Jason Kottke celebrating the continued return of Every Frame a Painting:

I’m gonna call it: Every Frame a Painting, my all-time favorite YouTube channel, is back. Tony Zhou and Taylor Ramos stopped producing their fantastic video essays back in 2017 and while they have popped up here and there since then, they’ve mostly stuck to their retirement.1

But for the past few months, the duo have been releasing video essays produced in partnership with Criterion: Night of the Living Dead: Limitations into VirtuesThe Blade (1995): The Edges of Wuxia, and just yesterday, The Visual Comedy of Isle of Dogs(embedded above).

But is it a return or are buried essays finally surfacing?

Out of the recent uploads, two of them are actually old essays made for the Criterion releases of Night of the Living Dead and Isle of Dogs. In fact, it seems that the Night of the Living Dead essay was made eight years ago for the Blu-Ray release of the film before the iconic duo retired.2

The essay for The Blade is also a part of the Criterion release, but that just came out in March~April of this year, so that essay is brand spanking new. Taylor and Tony just (like the one hour ago kind of just) put out a new essay with Turner Classic Movies about Japanese filmmaker Yasujiro Ozu.

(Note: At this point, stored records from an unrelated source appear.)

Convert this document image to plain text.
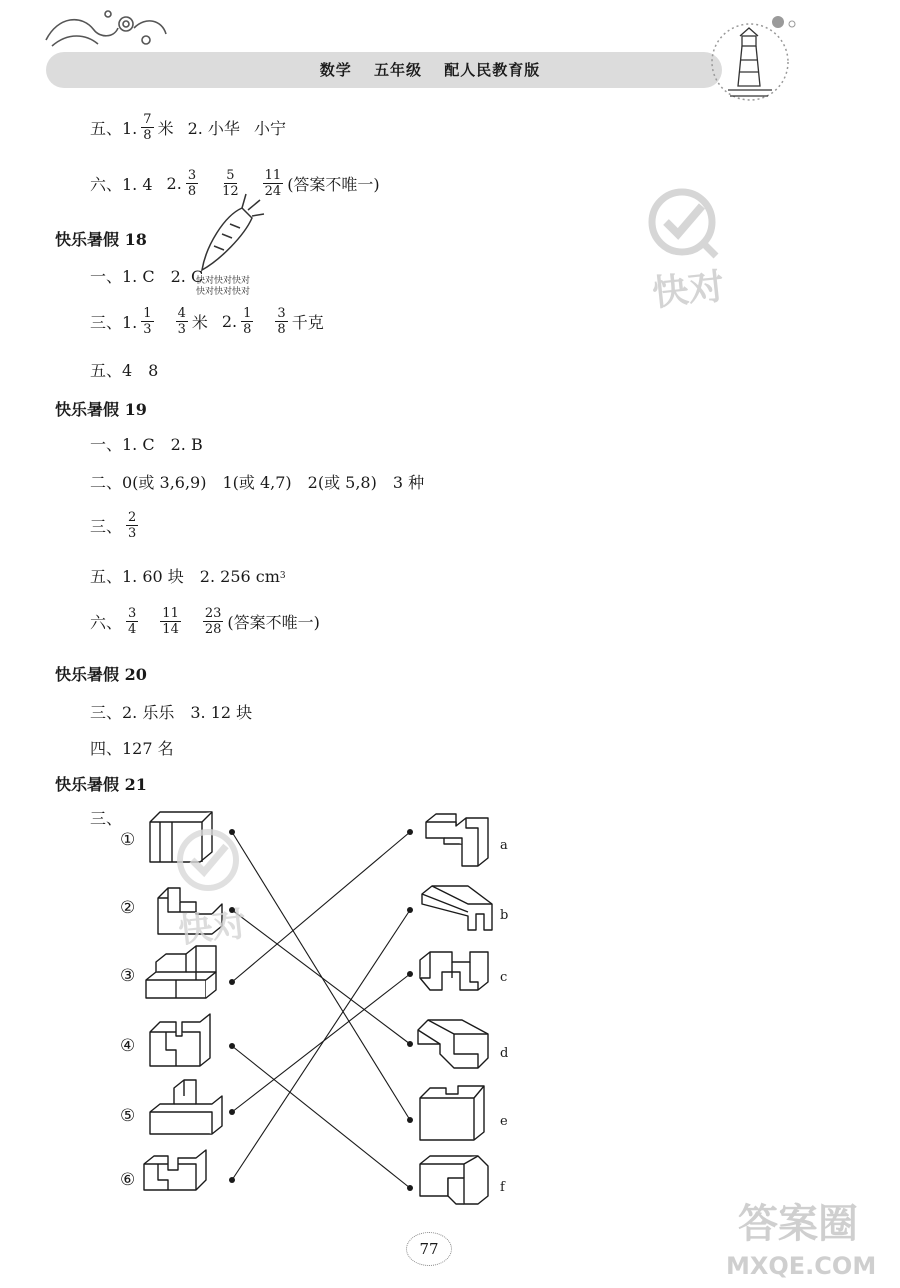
数学 五年级 配人民教育版
快对
快对快对快对
快对快对快对
五、1. $\frac{7}{8}$ 米 2. 小华 小宁
六、1. 4 2. $\frac{3}{8} \frac{5}{12} \frac{11}{24}$ (答案不唯一)
快乐暑假 18
一、1. C　2. C
三、1. $\frac{1}{3} \frac{4}{3}$ 米 2. $\frac{1}{8} \frac{3}{8}$ 千克
五、4　8
快乐暑假 19
一、1. C　2. B
二、0(或 3,6,9)　1(或 4,7)　2(或 5,8)　3 种
三、 $\frac{2}{3}$
五、1. 60 块　2. 256 cm 3
六、 $\frac{3}{4} \frac{11}{14} \frac{23}{28}$ (答案不唯一)
快乐暑假 20
三、2. 乐乐　3. 12 块
四、127 名
快乐暑假 21
三、
①
②
③
④
⑤
⑥
a
b
c
d
e
f
快对
77
答案圈
MXQE.COM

I had no idea Every Frame a Painting had an archive hidden away on certain Criterion releases. It makes me wonder how many more are hidden away. A targeted search on Google tells me there is an essay on Tampopo and on The Breaking Point, the latter of which is already on Criterion's YouTube channel from eight years ago (again!).

All this searching reminded me of the essays the duo made for David Fincher's Voir on Netflix—I wonder if Kottke knows about those. If this trend of releasing new old essays continues, I suspect we will see the Tampopo one next. I wonder if there is more to this "hidden in plain sight" archive or if we will get more new essays or if Every Frame a Painting will once again go away until there is more to say. Either way, I am always here for more essays by Taylor and Tony.

Footnotes

  1. Footnote added by me—"popped up" has a link on Kottke.org, but it 404s, so I decided to remove it here.

  2. And is strangely not listed on the site as a part of the special features.